University of Notre Dame
Kroc Institutde for International Peace Studies

As a retired Police Officer with the South Bend Police Department, and now a trauma liaison for a local hospital system, I’ve had the opportunity to witness countless acts of senseless gun violence in our community. Over the years I’ve seen victims come to the hospital on a regular basis for treatment due to acts of gun violence. I have seen everything from graze wounds, to very serious injuries, to tragic fatalities. Some of these were accidental or self-inflicted, while others were outright intentional acts of violence, with the goal of harming or killing someone.

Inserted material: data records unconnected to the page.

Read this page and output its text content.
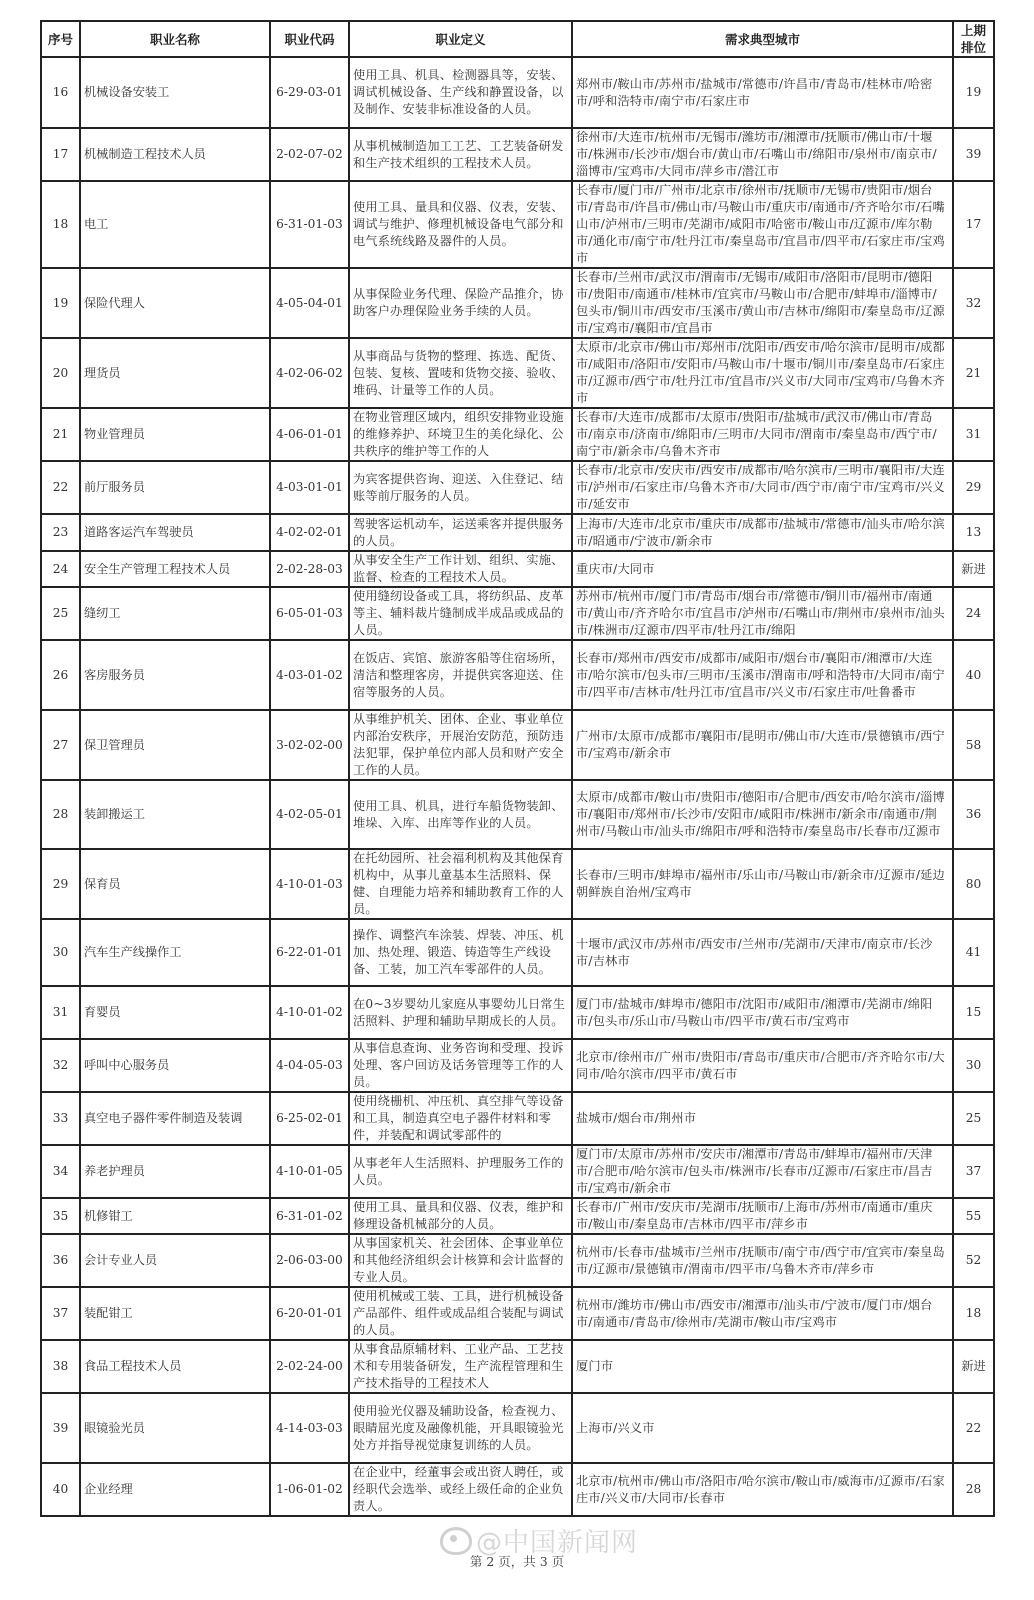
序号	职业名称	职业代码	职业定义	需求典型城市	上期排位
16	机械设备安装工	6-29-03-01	使用工具、机具、检测器具等，安装、调试机械设备、生产线和静置设备，以及制作、安装非标准设备的人员。	郑州市/鞍山市/苏州市/盐城市/常德市/许昌市/青岛市/桂林市/哈密市/呼和浩特市/南宁市/石家庄市	19
17	机械制造工程技术人员	2-02-07-02	从事机械制造加工工艺、工艺装备研发和生产技术组织的工程技术人员。	徐州市/大连市/杭州市/无锡市/潍坊市/湘潭市/抚顺市/佛山市/十堰市/株洲市/长沙市/烟台市/黄山市/石嘴山市/绵阳市/泉州市/南京市/淄博市/宝鸡市/大同市/萍乡市/潜江市	39
18	电工	6-31-01-03	使用工具、量具和仪器、仪表，安装、调试与维护、修理机械设备电气部分和电气系统线路及器件的人员。	长春市/厦门市/广州市/北京市/徐州市/抚顺市/无锡市/贵阳市/烟台市/青岛市/许昌市/佛山市/马鞍山市/重庆市/南通市/齐齐哈尔市/石嘴山市/泸州市/三明市/芜湖市/咸阳市/哈密市/鞍山市/辽源市/库尔勒市/通化市/南宁市/牡丹江市/秦皇岛市/宜昌市/四平市/石家庄市/宝鸡市	17
19	保险代理人	4-05-04-01	从事保险业务代理、保险产品推介，协助客户办理保险业务手续的人员。	长春市/兰州市/武汉市/渭南市/无锡市/咸阳市/洛阳市/昆明市/德阳市/贵阳市/南通市/桂林市/宜宾市/马鞍山市/合肥市/蚌埠市/淄博市/包头市/铜川市/西安市/玉溪市/黄山市/吉林市/绵阳市/秦皇岛市/辽源市/宝鸡市/襄阳市/宜昌市	32
20	理货员	4-02-06-02	从事商品与货物的整理、拣选、配货、包装、复核、置唛和货物交接、验收、堆码、计量等工作的人员。	太原市/北京市/佛山市/郑州市/沈阳市/西安市/哈尔滨市/昆明市/成都市/咸阳市/洛阳市/安阳市/马鞍山市/十堰市/铜川市/秦皇岛市/石家庄市/辽源市/西宁市/牡丹江市/宜昌市/兴义市/大同市/宝鸡市/乌鲁木齐市	21
21	物业管理员	4-06-01-01	在物业管理区域内，组织安排物业设施的维修养护、环境卫生的美化绿化、公共秩序的维护等工作的人	长春市/大连市/成都市/太原市/贵阳市/盐城市/武汉市/佛山市/青岛市/南京市/济南市/绵阳市/三明市/大同市/渭南市/秦皇岛市/西宁市/南宁市/新余市/乌鲁木齐市	31
22	前厅服务员	4-03-01-01	为宾客提供咨询、迎送、入住登记、结账等前厅服务的人员。	长春市/北京市/安庆市/西安市/成都市/哈尔滨市/三明市/襄阳市/大连市/泸州市/石家庄市/乌鲁木齐市/大同市/西宁市/南宁市/宝鸡市/兴义市/延安市	29
23	道路客运汽车驾驶员	4-02-02-01	驾驶客运机动车，运送乘客并提供服务的人员。	上海市/大连市/北京市/重庆市/成都市/盐城市/常德市/汕头市/哈尔滨市/昭通市/宁波市/新余市	13
24	安全生产管理工程技术人员	2-02-28-03	从事安全生产工作计划、组织、实施、监督、检查的工程技术人员。	重庆市/大同市	新进
25	缝纫工	6-05-01-03	使用缝纫设备或工具，将纺织品、皮革等主、辅料裁片缝制成半成品或成品的人员。	苏州市/杭州市/厦门市/青岛市/烟台市/常德市/铜川市/福州市/南通市/黄山市/齐齐哈尔市/宜昌市/泸州市/石嘴山市/荆州市/泉州市/汕头市/株洲市/辽源市/四平市/牡丹江市/绵阳	24
26	客房服务员	4-03-01-02	在饭店、宾馆、旅游客船等住宿场所，清洁和整理客房，并提供宾客迎送、住宿等服务的人员。	长春市/郑州市/西安市/成都市/咸阳市/烟台市/襄阳市/湘潭市/大连市/哈尔滨市/包头市/三明市/玉溪市/渭南市/呼和浩特市/大同市/南宁市/四平市/吉林市/牡丹江市/宜昌市/兴义市/石家庄市/吐鲁番市	40
27	保卫管理员	3-02-02-00	从事维护机关、团体、企业、事业单位内部治安秩序，开展治安防范，预防违法犯罪，保护单位内部人员和财产安全工作的人员。	广州市/太原市/成都市/襄阳市/昆明市/佛山市/大连市/景德镇市/西宁市/宝鸡市/新余市	58
28	装卸搬运工	4-02-05-01	使用工具、机具，进行车船货物装卸、堆垛、入库、出库等作业的人员。	太原市/成都市/鞍山市/贵阳市/德阳市/合肥市/西安市/哈尔滨市/淄博市/襄阳市/郑州市/长沙市/安阳市/咸阳市/株洲市/新余市/南通市/荆州市/马鞍山市/汕头市/绵阳市/呼和浩特市/秦皇岛市/长春市/辽源市	36
29	保育员	4-10-01-03	在托幼园所、社会福利机构及其他保育机构中，从事儿童基本生活照料、保健、自理能力培养和辅助教育工作的人员。	长春市/三明市/蚌埠市/福州市/乐山市/马鞍山市/新余市/辽源市/延边朝鲜族自治州/宝鸡市	80
30	汽车生产线操作工	6-22-01-01	操作、调整汽车涂装、焊装、冲压、机加、热处理、锻造、铸造等生产线设备、工装，加工汽车零部件的人员。	十堰市/武汉市/苏州市/西安市/兰州市/芜湖市/天津市/南京市/长沙市/吉林市	41
31	育婴员	4-10-01-02	在0~3岁婴幼儿家庭从事婴幼儿日常生活照料、护理和辅助早期成长的人员。	厦门市/盐城市/蚌埠市/德阳市/沈阳市/咸阳市/湘潭市/芜湖市/绵阳市/包头市/乐山市/马鞍山市/四平市/黄石市/宝鸡市	15
32	呼叫中心服务员	4-04-05-03	从事信息查询、业务咨询和受理、投诉处理、客户回访及话务管理等工作的人员。	北京市/徐州市/广州市/贵阳市/青岛市/重庆市/合肥市/齐齐哈尔市/大同市/哈尔滨市/四平市/黄石市	30
33	真空电子器件零件制造及装调	6-25-02-01	使用绕栅机、冲压机、真空排气等设备和工具，制造真空电子器件材料和零件，并装配和调试零部件的	盐城市/烟台市/荆州市	25
34	养老护理员	4-10-01-05	从事老年人生活照料、护理服务工作的人员。	厦门市/太原市/苏州市/安庆市/湘潭市/青岛市/蚌埠市/福州市/天津市/合肥市/哈尔滨市/包头市/株洲市/长春市/辽源市/石家庄市/昌吉市/宝鸡市/新余市	37
35	机修钳工	6-31-01-02	使用工具、量具和仪器、仪表，维护和修理设备机械部分的人员。	长春市/广州市/安庆市/芜湖市/抚顺市/上海市/苏州市/南通市/重庆市/鞍山市/秦皇岛市/吉林市/四平市/萍乡市	55
36	会计专业人员	2-06-03-00	从事国家机关、社会团体、企事业单位和其他经济组织会计核算和会计监督的专业人员。	杭州市/长春市/盐城市/兰州市/抚顺市/南宁市/西宁市/宜宾市/秦皇岛市/辽源市/景德镇市/渭南市/四平市/乌鲁木齐市/萍乡市	52
37	装配钳工	6-20-01-01	使用机械或工装、工具，进行机械设备产品部件、组件或成品组合装配与调试的人员。	杭州市/潍坊市/佛山市/西安市/湘潭市/汕头市/宁波市/厦门市/烟台市/南通市/青岛市/徐州市/芜湖市/鞍山市/宝鸡市	18
38	食品工程技术人员	2-02-24-00	从事食品原辅材料、工业产品、工艺技术和专用装备研发，生产流程管理和生产技术指导的工程技术人	厦门市	新进
39	眼镜验光员	4-14-03-03	使用验光仪器及辅助设备，检查视力、眼睛屈光度及融像机能，开具眼镜验光处方并指导视觉康复训练的人员。	上海市/兴义市	22
40	企业经理	1-06-01-02	在企业中，经董事会或出资人聘任，或经职代会选举、或经上级任命的企业负责人。	北京市/杭州市/佛山市/洛阳市/哈尔滨市/鞍山市/威海市/辽源市/石家庄市/兴义市/大同市/长春市	28
@中国新闻网
第 2 页，共 3 页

It is said that guns don’t kill people. Tell that to the thousands of family members, not only in our community but across the country, that have watched a loved one suffer or have buried a loved one as a result of gun violence. And the worst part is, the ripple effect goes on and on. No one wins.

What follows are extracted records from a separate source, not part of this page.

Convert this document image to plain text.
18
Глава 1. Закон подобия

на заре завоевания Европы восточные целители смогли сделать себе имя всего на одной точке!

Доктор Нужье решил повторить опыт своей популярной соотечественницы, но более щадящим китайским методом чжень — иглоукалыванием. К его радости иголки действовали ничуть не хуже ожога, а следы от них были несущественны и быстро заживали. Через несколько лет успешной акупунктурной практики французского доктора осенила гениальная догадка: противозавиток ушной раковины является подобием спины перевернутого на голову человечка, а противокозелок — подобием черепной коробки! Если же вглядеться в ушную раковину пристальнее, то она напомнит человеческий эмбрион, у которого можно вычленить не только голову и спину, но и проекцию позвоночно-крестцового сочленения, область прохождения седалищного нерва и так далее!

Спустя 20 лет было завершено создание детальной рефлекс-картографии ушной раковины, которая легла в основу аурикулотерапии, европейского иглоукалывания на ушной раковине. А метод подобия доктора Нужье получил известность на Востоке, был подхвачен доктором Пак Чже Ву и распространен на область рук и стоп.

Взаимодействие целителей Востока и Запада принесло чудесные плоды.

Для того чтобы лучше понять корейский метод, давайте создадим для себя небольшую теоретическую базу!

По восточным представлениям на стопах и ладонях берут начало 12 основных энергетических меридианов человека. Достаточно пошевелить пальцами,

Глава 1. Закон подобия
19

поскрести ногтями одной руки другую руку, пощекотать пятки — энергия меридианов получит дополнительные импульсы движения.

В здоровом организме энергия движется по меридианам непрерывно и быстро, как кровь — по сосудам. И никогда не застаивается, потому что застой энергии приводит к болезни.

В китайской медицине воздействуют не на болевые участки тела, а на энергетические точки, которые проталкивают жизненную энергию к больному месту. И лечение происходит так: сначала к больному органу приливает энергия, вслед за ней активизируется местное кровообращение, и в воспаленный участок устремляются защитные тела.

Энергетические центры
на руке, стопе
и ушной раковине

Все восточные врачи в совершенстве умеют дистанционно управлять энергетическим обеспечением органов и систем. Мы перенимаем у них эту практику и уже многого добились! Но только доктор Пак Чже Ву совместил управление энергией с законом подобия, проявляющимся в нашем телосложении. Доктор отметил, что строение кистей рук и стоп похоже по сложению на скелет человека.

Sometimes, death is not the most challenging result of gun violence. For instance, a teenager who suffers a serious gunshot wound could end up paralyzed for life. They can’t walk or move from the waist or chest down. This means that someone, usually a family member, has to help take care of them for the rest of their life. Gun violence doesn’t just affect the victim. No one wins.

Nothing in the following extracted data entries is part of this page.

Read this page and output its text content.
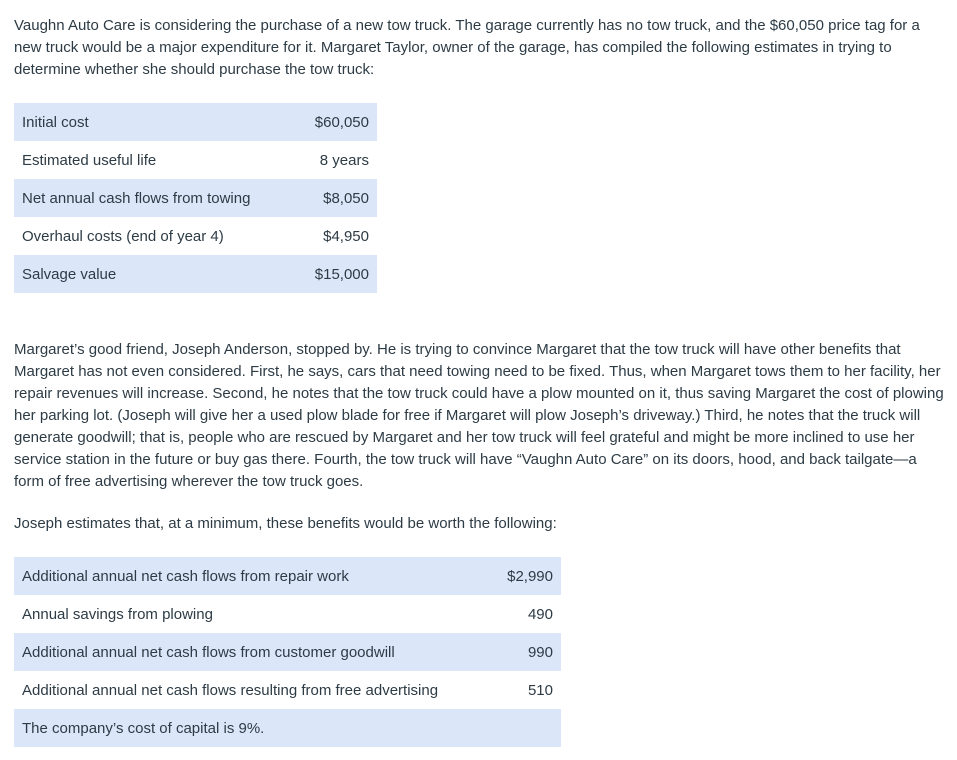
Vaughn Auto Care is considering the purchase of a new tow truck. The garage currently has no tow truck, and the $60,050 price tag for a new truck would be a major expenditure for it. Margaret Taylor, owner of the garage, has compiled the following estimates in trying to determine whether she should purchase the tow truck:

Initial cost	$60,050
Estimated useful life	8 years
Net annual cash flows from towing	$8,050
Overhaul costs (end of year 4)	$4,950
Salvage value	$15,000

Margaret’s good friend, Joseph Anderson, stopped by. He is trying to convince Margaret that the tow truck will have other benefits that Margaret has not even considered. First, he says, cars that need towing need to be fixed. Thus, when Margaret tows them to her facility, her repair revenues will increase. Second, he notes that the tow truck could have a plow mounted on it, thus saving Margaret the cost of plowing her parking lot. (Joseph will give her a used plow blade for free if Margaret will plow Joseph’s driveway.) Third, he notes that the truck will generate goodwill; that is, people who are rescued by Margaret and her tow truck will feel grateful and might be more inclined to use her service station in the future or buy gas there. Fourth, the tow truck will have “Vaughn Auto Care” on its doors, hood, and back tailgate—a form of free advertising wherever the tow truck goes.

Joseph estimates that, at a minimum, these benefits would be worth the following:

Additional annual net cash flows from repair work	$2,990
Annual savings from plowing	490
Additional annual net cash flows from customer goodwill	990
Additional annual net cash flows resulting from free advertising	510
The company’s cost of capital is 9%.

On the other side, in my experience, the suspect or perpetrator is often a 16- to 20-year-old male. If convicted of murder, he could be sentenced to more than sixty years in prison. His family is with him in court as the judge announces the sentence. From that moment on, he has to abide by whatever the judicial system says. As the police walk him away in cuffs, he can’t embrace his family to say goodbye. The pain and hurt his family feels is unlike any other, not knowing what he will experience behind those bars. Life will never be the same. No one wins.

How can we address this national problem? Who is responsible and what do we need to do to fix it? The real truth is that we all share some responsibility. Government–including law enforcement and the court system–educational institutions, the entertainment industry, parents, and society as a whole all play vital roles. If we could provide equal opportunities to communities on issues such as housing, education, medical and mental health treatment, we could see a major change.

We must recognize that violence at all levels is the end result of other issues, such as racism, bigotry, divisiveness, hatred, drug and alcohol addiction, and mental health issues. These issues lead to further inequities, including illiteracy, homelessness, economic disparities, and lack of self-worth, which in turn leads to violence of all kinds, including gun violence.

We must intentionally care for and respect one another while recognizing the disparities due to race, gender, sexual orientation, social economics, education, religious persuasion, and politics. When we begin to live and promote peace and love among all members of the human race we will fix many issues, including gun violence. We must all work together. Let’s turn it around!